KNK olarak geniş planlamalar kapsamında yüzyıl önce Kürtler için karanlık tarihin başlangıcı sayılabilecek Lozan’da konferans yapmak istediklerini dile getiren Zeyneb, yapılacak konferans için Kurdistan’ın dört parçasından delegelerin de davet edildiğini paylaştı. Zeyneb, şunları belirtti: “Bu konferansta alınan kararları ve bunların engellenmesini tartışmak, büyük kazanımlar elde etmenin yollarını konuşmak istedik. Bu girişimin kendisi ulusal bir gerekliliktir ve mutluluk verici. 7’nci ayda Kürtler arasında ortak bir tutum sergilemek, sesimizi ortaklaştırmak ve ‘Lozan’ı kabul etmiyoruz’ demek için bu geniş konferansları yapıldı. Lozan Konferansı’nda Türkiye gibi kendisini mağdur gören bir devlet yer aldı. Türkiye de Kürtleri inkar ederek Misak-ı Milli çerçevesinde kazanımlarını artırmak istiyor.
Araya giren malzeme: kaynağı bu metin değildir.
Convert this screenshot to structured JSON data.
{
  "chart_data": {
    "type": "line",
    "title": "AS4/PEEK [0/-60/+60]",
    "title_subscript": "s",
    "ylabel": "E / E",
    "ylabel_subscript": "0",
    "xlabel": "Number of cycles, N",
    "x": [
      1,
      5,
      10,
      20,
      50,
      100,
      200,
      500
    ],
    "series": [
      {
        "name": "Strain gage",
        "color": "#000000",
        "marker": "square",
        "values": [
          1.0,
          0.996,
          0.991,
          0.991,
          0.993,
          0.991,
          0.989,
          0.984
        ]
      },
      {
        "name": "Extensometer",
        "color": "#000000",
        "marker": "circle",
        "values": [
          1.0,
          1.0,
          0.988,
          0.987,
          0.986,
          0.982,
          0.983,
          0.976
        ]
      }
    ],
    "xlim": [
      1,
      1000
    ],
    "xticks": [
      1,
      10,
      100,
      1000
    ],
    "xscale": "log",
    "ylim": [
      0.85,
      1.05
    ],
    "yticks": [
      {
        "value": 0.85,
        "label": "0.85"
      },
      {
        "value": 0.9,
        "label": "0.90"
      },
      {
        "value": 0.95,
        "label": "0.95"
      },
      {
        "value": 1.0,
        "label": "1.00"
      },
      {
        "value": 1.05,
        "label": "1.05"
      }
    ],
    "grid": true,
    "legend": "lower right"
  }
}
Biz Kürtler olarak bunu kabul etmiyoruz, yeniden bir anlaşma yapılmalı ve Kürtlerin gasp edilen hakları iade edilmelidir. Biz Kürtler için çözümün de başarının da yolu ulusal birliktir, ortak ulusal siyasettir. Herkes bilmelidir ki sadece ve sadece ulusal birlikle biz bu aşamada başarıya ulaşabiliriz. Bunun için fırsatlarımız ve imkanlarımız da var. Kürtlerin gücü yeni kazanımlarla bu yüzyılı karşılamaya yeter.”